6) In general, the Introduction to the work is not adequate. The Introduction should concisely summarize the prior work showing that alpha4-β-δ receptors emerge on dendrites at puberty, and the previous studies, largely from the authors' lab, showing that the presence of the receptors impairs spatial learning during the pubertal period. They should say that the authors have now extended that work to show that the presence of the receptors initiates synaptic pruning which results in lower spine density in CA1 in the post-pubertal period. Puberty, and the post-pubertal period should be defined in the Introduction; it shouldn't wait for the figure legends. One reviewer had to read the paper twice to sort out the story. Some of the senior author's review articles (e.g. Br. Res., 2016) should be cited in the Introduction for context. In the Introduction, the authors state, "An optimal spine density, produced by developmental pruning of unnecessary synapses, may be necessary not only for the ability to form memories but also the ability to re-learn or "update" previously learned information," and cite a modeling study. This role of spine density has not been shown experimentally. The sentence should clearly say that "A modeling study suggests…". Again, in the last paragraph of the Discussion: "Removal of unnecessary spines during adolescence is thought to be necessary for optimal cognitive ability (Meilijson and Ruppin, 1999)”. This reference is a modeling study, with many unsupported assumptions, and is not an adequate reference to establish this statement. Is there an appropriate experimental study?

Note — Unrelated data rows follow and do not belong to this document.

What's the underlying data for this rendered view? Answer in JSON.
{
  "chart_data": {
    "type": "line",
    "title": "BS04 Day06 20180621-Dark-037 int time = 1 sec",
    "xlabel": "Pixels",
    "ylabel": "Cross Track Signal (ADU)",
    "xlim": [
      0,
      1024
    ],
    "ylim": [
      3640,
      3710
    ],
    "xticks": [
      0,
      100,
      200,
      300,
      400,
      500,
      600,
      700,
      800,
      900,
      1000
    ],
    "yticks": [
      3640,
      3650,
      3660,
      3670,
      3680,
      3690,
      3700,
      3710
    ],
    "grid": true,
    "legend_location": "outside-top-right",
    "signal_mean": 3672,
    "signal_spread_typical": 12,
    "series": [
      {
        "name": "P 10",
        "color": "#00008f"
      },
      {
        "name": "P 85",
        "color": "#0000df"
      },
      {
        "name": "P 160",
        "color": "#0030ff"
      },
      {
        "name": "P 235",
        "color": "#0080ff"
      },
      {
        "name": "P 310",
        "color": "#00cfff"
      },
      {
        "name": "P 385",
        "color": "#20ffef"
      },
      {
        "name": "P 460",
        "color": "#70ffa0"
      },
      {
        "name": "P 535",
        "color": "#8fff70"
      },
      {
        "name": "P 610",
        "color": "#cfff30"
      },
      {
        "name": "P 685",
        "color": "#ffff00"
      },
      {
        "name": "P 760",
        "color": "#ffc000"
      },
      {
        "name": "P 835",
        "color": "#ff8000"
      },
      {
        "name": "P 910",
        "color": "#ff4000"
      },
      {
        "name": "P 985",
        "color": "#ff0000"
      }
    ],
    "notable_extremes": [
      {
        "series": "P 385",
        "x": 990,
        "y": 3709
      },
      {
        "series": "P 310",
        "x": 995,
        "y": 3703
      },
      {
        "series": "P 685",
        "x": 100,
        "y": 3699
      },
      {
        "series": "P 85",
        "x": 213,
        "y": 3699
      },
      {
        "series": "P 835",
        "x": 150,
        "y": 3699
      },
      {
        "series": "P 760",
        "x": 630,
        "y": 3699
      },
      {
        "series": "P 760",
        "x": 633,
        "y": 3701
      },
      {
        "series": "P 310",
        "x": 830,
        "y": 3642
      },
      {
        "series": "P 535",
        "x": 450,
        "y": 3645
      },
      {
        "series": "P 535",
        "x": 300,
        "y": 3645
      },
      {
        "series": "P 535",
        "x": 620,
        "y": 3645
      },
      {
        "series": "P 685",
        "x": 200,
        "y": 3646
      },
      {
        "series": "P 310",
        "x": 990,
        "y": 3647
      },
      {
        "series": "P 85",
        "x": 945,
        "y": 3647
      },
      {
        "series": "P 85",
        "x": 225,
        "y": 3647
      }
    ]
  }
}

We have re-written the Introduction to include a more detailed description of the previous studies from our lab (Shen et al., 2007; Shen et al., 2010; Shen et al., 2016) and how the present study is an extension of this work. We also define puberty (PND 35-44) and the post-pubertal (PND 56) periods in the Introduction.

We also have re-written the line in the Introduction indicating that a modelling study suggests that a high spine density impairs re-learning. Although many studies report that spine loss is correlated with learning deficits, we were unable to find experimental studies reporting that increases in spine density are correlated with learning deficits. We now point out in the Discussion that our findings, showing learning deficits in animals with greater spine density, may be one of the first experimental demonstrations of what has only been suggested in modelling studies.